The United Nations and civil society affirmed that over 20 civilians were killed Sunday in new attacks by militiamen in Ituri, northeastern Democratic Republic of Congo.
Stephane Dujarric, spokesman for UN Secretary-General Antonio Guterres, said in New York that the Codeco militia had, according to these preliminary reports, “killed at least 20 civilians and burned several houses.
The same militiamen also “damaged medical facilities in a series of attacks on villages in Djugu territory,” he added.
Codeco (Cooperative for the Development of Congo) is a militia of several thousand men who claim to protect the Lendu tribe from the Hema tribe and the national army in Ituri.
Dieudonné Lossa, Ituri’s civil society coordinator, said there had been “a double attack by Codeco militiamen” on Sunday.
First in three villages in the territory, where they “killed nine civilians, set fire to 23 stores and looted 32 goats.
They then “made an incursion in the evening into Mongbwalu,” where they killed 12 people, Lossa added.
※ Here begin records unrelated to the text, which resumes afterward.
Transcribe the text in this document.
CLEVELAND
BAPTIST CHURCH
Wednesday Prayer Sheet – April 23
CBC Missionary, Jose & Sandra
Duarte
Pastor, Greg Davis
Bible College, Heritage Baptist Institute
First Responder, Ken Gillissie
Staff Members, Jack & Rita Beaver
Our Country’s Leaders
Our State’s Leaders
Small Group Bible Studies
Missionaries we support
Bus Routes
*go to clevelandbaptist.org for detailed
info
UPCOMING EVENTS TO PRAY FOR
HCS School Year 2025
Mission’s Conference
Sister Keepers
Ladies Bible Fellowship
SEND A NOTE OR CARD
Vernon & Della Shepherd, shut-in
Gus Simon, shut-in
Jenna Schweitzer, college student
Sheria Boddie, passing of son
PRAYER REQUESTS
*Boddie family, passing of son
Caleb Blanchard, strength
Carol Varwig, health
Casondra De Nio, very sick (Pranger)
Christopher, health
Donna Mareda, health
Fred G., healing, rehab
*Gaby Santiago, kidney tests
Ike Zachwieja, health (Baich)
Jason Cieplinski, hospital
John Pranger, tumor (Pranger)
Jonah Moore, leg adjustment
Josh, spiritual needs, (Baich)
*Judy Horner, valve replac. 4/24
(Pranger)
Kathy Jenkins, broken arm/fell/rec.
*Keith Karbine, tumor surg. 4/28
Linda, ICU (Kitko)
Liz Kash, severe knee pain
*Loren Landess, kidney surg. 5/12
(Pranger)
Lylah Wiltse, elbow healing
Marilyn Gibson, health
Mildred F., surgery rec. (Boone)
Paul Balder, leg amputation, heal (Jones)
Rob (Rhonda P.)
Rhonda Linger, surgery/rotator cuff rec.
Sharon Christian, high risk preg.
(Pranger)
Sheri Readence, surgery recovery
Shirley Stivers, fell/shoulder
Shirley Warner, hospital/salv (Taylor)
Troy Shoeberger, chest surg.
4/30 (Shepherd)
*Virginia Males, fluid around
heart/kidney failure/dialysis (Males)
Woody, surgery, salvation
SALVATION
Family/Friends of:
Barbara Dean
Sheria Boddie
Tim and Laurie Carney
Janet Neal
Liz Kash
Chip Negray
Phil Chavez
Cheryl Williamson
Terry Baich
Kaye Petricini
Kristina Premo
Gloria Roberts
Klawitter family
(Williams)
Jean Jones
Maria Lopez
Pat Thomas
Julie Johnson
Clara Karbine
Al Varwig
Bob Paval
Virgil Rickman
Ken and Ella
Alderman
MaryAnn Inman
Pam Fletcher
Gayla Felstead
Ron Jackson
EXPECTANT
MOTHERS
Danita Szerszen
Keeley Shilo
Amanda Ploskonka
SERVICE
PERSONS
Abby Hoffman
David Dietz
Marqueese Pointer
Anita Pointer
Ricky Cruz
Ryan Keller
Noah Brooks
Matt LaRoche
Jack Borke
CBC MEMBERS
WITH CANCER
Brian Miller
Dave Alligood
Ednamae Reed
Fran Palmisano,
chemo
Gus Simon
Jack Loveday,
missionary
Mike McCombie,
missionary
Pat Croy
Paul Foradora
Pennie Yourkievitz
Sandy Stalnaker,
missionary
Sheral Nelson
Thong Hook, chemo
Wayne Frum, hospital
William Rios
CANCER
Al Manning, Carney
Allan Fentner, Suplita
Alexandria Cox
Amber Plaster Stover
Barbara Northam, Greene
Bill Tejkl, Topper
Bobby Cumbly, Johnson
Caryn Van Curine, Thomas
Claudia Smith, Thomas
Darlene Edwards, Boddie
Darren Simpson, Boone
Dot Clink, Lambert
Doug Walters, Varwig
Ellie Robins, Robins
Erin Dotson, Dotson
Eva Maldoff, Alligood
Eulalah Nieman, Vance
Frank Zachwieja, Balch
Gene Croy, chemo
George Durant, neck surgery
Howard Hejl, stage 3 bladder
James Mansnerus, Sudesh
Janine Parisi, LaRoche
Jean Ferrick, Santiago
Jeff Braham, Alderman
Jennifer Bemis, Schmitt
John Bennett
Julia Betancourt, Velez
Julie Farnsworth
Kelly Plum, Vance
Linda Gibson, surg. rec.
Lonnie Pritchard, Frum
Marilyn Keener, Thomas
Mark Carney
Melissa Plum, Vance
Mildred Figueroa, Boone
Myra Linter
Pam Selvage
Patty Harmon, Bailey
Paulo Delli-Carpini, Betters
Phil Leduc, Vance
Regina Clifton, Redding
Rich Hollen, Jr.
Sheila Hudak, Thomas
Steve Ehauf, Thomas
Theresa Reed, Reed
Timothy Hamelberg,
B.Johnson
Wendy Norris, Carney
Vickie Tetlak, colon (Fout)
The mayor of this rural commune, Jean-Pierre Bikilisense, confirmed to AFP that 12 people were killed by the militiamen, in addition to a civilian killed by other bandits during a robbery.
The spokesman for the UN Secretary General also mentioned attacks on two villages in another territory of the province attributed to the ADF (Allied Democratic Forces), a militia presented by the jihadist group Islamic State as its branch in Central Africa.